The period is \(\text{360}\text{°}\) and the amplitude is \(\text{1}\).

Domain: \([\text{0}\text{°};\text{360}\text{°}]\)

For \(y = \cos \theta\), the domain is \(\{ \theta: \theta \in \mathbb{R} \}\), however in this case, the domain has been restricted to the interval \(\text{0}\text{°} \leq \theta \leq \text{360}\text{°}\).

Range: \([-1;1]\)

\(x\)-intercepts: \((\text{90}\text{°};0)\), \((\text{270}\text{°};0)\)

\(y\)-intercept: \((\text{0}\text{°};1)\)

Maximum turning points: \((\text{0}\text{°};1)\), \((\text{360}\text{°};1)\)

Minimum turning point: \((\text{180}\text{°};-1)\)

## Functions of the form \(y = a \cos \theta + q\)

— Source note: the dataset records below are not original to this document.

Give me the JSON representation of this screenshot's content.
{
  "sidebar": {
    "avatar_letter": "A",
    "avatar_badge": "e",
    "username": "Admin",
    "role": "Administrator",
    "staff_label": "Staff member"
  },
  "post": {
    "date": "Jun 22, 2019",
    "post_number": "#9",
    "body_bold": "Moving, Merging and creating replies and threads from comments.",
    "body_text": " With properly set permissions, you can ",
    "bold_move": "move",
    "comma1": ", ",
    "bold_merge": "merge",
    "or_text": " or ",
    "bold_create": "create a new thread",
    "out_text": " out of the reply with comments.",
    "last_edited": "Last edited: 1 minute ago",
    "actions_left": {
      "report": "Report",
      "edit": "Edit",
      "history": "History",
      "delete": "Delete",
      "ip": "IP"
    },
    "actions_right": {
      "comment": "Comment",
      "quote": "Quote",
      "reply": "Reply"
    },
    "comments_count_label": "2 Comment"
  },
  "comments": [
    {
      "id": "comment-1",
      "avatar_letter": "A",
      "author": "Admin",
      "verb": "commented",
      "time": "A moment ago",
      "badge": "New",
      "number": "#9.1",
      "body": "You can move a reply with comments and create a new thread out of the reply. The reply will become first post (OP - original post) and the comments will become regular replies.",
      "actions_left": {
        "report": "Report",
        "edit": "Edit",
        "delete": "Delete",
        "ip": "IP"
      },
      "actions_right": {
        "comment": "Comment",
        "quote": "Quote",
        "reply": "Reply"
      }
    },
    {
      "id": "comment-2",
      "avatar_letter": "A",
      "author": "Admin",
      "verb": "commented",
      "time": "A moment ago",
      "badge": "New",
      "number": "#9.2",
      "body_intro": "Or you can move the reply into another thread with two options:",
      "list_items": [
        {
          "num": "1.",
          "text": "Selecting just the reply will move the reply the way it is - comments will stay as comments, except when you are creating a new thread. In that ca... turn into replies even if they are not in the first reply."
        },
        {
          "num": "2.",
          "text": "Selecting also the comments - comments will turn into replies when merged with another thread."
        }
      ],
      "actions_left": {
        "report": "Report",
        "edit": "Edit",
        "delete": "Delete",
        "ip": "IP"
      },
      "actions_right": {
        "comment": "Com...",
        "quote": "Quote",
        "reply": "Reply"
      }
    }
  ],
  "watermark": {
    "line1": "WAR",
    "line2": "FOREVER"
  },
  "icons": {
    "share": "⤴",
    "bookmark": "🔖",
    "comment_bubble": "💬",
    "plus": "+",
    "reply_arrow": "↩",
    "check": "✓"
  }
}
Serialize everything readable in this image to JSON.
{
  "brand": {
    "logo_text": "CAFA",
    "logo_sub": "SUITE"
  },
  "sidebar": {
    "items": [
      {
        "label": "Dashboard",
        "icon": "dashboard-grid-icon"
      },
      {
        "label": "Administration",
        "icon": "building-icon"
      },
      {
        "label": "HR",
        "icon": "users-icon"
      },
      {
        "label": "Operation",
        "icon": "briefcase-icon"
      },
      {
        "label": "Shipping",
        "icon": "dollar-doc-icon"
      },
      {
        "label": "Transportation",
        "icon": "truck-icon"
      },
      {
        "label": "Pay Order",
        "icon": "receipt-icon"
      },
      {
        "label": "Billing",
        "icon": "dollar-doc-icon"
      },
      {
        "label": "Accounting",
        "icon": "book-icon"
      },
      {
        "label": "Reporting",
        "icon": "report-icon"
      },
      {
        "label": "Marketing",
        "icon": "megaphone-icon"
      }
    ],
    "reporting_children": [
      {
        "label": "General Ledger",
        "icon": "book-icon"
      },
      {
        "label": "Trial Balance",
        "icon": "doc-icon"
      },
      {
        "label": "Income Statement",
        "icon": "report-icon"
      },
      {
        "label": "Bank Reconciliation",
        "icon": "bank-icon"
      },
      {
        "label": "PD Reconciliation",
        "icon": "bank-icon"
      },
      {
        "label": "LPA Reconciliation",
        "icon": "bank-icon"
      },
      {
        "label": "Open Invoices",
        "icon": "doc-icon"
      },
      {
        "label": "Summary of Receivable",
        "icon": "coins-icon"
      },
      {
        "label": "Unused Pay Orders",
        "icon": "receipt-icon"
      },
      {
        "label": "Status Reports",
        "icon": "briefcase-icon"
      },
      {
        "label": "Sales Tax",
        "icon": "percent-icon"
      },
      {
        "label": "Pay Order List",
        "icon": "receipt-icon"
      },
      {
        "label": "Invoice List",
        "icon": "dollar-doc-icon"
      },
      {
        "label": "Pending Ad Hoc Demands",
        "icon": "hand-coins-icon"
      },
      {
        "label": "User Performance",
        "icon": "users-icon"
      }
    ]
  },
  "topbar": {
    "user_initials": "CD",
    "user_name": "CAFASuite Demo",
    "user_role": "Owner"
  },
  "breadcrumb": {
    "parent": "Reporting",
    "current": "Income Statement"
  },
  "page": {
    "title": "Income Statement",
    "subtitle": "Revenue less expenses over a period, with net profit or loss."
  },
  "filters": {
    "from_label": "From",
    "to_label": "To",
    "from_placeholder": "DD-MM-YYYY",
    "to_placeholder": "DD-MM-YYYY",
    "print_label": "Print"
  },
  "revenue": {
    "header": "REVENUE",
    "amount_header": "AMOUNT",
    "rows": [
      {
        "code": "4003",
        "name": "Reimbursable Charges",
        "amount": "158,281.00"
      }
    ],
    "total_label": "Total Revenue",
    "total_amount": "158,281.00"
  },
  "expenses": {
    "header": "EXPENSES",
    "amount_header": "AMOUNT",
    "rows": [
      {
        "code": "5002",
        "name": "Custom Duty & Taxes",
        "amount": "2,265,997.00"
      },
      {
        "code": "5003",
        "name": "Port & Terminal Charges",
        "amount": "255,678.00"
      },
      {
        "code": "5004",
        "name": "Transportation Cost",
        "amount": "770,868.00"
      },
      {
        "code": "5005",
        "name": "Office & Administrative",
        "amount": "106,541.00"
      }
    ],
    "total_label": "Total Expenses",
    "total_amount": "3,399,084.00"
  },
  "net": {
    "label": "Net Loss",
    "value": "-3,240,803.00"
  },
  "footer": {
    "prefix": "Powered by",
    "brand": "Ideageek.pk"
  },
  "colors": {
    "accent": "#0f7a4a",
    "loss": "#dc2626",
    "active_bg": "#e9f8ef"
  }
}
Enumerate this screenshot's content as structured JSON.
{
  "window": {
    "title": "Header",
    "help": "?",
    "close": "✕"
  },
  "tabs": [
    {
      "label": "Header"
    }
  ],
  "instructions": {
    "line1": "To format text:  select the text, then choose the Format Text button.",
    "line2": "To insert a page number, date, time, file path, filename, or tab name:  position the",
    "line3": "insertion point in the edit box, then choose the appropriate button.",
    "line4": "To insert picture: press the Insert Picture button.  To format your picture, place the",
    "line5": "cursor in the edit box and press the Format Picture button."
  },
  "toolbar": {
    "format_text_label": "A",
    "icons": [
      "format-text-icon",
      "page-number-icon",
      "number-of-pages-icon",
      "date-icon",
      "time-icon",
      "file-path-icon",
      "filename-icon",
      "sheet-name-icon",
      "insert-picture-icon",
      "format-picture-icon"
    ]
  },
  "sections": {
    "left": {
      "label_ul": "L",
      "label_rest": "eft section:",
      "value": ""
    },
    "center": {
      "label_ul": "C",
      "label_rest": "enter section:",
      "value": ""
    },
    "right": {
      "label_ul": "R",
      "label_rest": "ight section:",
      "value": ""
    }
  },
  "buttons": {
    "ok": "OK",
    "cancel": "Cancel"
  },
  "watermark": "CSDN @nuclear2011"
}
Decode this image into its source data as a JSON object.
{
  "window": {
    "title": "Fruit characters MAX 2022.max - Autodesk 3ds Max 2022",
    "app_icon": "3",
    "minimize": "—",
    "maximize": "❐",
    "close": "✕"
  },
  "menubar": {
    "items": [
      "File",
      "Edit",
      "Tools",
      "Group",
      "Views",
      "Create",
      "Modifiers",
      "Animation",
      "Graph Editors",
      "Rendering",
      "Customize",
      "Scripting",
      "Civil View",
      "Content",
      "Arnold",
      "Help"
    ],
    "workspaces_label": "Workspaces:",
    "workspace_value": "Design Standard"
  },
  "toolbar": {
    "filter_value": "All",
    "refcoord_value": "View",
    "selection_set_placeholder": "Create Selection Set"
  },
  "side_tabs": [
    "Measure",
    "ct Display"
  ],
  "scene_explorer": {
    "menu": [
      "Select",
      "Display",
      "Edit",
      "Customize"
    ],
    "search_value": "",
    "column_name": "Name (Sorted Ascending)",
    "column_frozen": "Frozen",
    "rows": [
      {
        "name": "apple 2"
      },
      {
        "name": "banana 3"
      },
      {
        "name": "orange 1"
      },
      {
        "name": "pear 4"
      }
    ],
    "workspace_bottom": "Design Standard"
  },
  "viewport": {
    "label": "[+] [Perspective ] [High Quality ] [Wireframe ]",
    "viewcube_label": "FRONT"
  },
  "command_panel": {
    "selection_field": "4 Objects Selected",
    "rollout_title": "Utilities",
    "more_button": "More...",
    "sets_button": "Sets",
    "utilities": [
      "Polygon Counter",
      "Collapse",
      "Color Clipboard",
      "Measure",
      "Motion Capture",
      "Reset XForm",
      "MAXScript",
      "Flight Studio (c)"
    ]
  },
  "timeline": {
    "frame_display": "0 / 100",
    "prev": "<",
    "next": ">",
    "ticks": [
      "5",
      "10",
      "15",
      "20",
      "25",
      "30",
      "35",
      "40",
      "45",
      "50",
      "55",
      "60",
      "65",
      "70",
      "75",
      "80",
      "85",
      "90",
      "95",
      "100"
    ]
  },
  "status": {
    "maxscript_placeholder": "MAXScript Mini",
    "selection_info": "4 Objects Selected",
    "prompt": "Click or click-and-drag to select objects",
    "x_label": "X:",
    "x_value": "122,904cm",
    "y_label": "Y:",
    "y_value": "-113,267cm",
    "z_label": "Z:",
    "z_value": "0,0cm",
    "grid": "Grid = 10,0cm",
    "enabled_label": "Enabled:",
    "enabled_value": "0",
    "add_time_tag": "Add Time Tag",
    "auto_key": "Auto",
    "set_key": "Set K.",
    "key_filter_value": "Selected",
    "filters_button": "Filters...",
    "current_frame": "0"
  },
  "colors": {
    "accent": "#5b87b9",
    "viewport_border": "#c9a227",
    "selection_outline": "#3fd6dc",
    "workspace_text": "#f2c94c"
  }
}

Cosine functions of the general form \(y = a \cos \theta + q\), where \(a\) and \(q\) are constants.

**The effects of \(a\) and \(q\) on \(f(\theta) = a \cos \theta + q\):**

**The effect of \(q\) on vertical shift**For \(q>0\), \(f(\theta)\) is shifted vertically upwards by \(q\) units.

For \(q<0\), \(f(\theta)\) is shifted vertically downwards by \(q\) units.

**The effect of \(a\) on shape**For \(a>1\), the amplitude of \(f(\theta)\) increases.

For \(0<a<1\), the amplitude of \(f(\theta)\) decreases.

For \(a<0\), there is a reflection about the \(x\)-axis.

For \(-1 < a < 0\), there is a reflection about the \(x\)-axis and the amplitude decreases.

For \(a < -1\), there is a reflection about the \(x\)-axis and the amplitude increases.